I decided to go all in and try a recipe for "Greek" pasta from Banza's website, which they had taken from a blogger friend of theirs. It needed a few things I don't have on hand regularly, including baby spinach, Kalamata olives, and crumbled feta, but I solved that problem by getting everything I needed for $2.50 at the Harris Teeter salad bar. Brad was out for a pre-race pasta dinner with the cross-country team on Friday, so I made this for just Mom and me. It was simple as could be and ready in the time it takes to boil the water and cook the pasta.

And I'm happy to report that it was a big winner. I'm not sure I'd say Banza is a dead "ringer for wheat," but it's the closest we've found, and the texture is the best by a wide margin. It is "just a tad chewier" than regular wheat pasta, but overall it's a darn good substitute. One 8-ounce box was a perfect size for Mom and me, so we will happily share this when I'm cooking for just the two of us. (Mom pronounced it "heavenly," as expected.) It appears that my bleak future of eating substandard pasta starting next year has been averted. Hallelujah.

[10/8/19 Update: My enthusiasm for Banza pasta cooled after this episode aired. I am now recommending Wegmans Organic Gluten Free Brown Rice Fusilli Pasta instead, as reported in Deliverance, episode II.]

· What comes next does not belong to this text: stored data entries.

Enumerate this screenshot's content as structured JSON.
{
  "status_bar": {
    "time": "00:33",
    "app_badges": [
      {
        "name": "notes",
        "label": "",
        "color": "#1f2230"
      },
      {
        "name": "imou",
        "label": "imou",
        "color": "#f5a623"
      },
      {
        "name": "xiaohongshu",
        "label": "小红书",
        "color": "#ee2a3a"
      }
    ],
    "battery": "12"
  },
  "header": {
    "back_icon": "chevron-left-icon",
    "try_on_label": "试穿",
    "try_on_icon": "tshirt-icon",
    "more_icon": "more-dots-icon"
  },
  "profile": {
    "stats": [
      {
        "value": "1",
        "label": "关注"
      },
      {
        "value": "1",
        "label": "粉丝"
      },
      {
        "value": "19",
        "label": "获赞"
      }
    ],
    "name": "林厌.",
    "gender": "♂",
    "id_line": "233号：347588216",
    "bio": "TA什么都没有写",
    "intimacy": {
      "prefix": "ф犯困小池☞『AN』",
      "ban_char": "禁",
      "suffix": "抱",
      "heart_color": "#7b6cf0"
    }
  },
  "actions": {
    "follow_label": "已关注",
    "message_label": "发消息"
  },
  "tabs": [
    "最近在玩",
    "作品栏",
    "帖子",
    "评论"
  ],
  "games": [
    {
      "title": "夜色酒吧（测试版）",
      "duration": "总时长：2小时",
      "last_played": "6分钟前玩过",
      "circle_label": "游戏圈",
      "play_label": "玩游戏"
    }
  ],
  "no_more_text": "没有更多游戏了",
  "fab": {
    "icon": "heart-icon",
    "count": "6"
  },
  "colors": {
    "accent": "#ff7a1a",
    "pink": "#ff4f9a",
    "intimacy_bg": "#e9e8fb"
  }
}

This is my worst picture ever, and I overcooked the spinach

"Greek" Shells with Spinach and Feta

Adapted from Banza Pasta and Reclaiming Yesterday

2 shallots
3 medium garlic cloves
¼ cup (25 grams) sun-dried tomatoes
½ cup Kalamata olives
salt
8 ounces shells (1 box of Banza; wheat pasta is fine, too)
¼ cup (50 grams) extra-virgin olive oil, plus another drizzle
4 cups (85 grams) baby spinach
juice of ½ lemon
pinch of nutmeg
freshly ground black pepper
½ cup crumbled feta cheese

    1. Put a pot of at least 2 quarts of water on to boil.
    2. While the water is coming to a boil, finely dice the shallots; peel and mince or press the garlic; cut the sun-dried tomatoes into smallish pieces; and halve the olives (pit them first if necessary).
    3. When the water boils, add 2 teaspoons fine sea salt to the water, and stir until dissolved. Add the pasta to the water, stir well, and cook until al dente (~10 minutes for Banza).
    4. While the pasta cooks, heat the olive oil over medium heat in a saucier or wide sauté pan. Add the shallots and a pinch of salt, and sauté until softened but not browned, about 2 minutes. Stir in the garlic, and cook until fragrant, about 30 seconds.
    5. Stir in the sun-dried tomatoes, olives, spinach, lemon juice, nutmeg, and a few grinds of black pepper. Cook just until the spinach leaves are slightly wilted. Remove from the heat.
    6. Drain the pasta, and transfer to a serving bowl. Add the shallot and spinach mixture to the bowl, along with the feta, and toss to combine. Finish with a drizzle of olive oil. Serve promptly. Serves 2.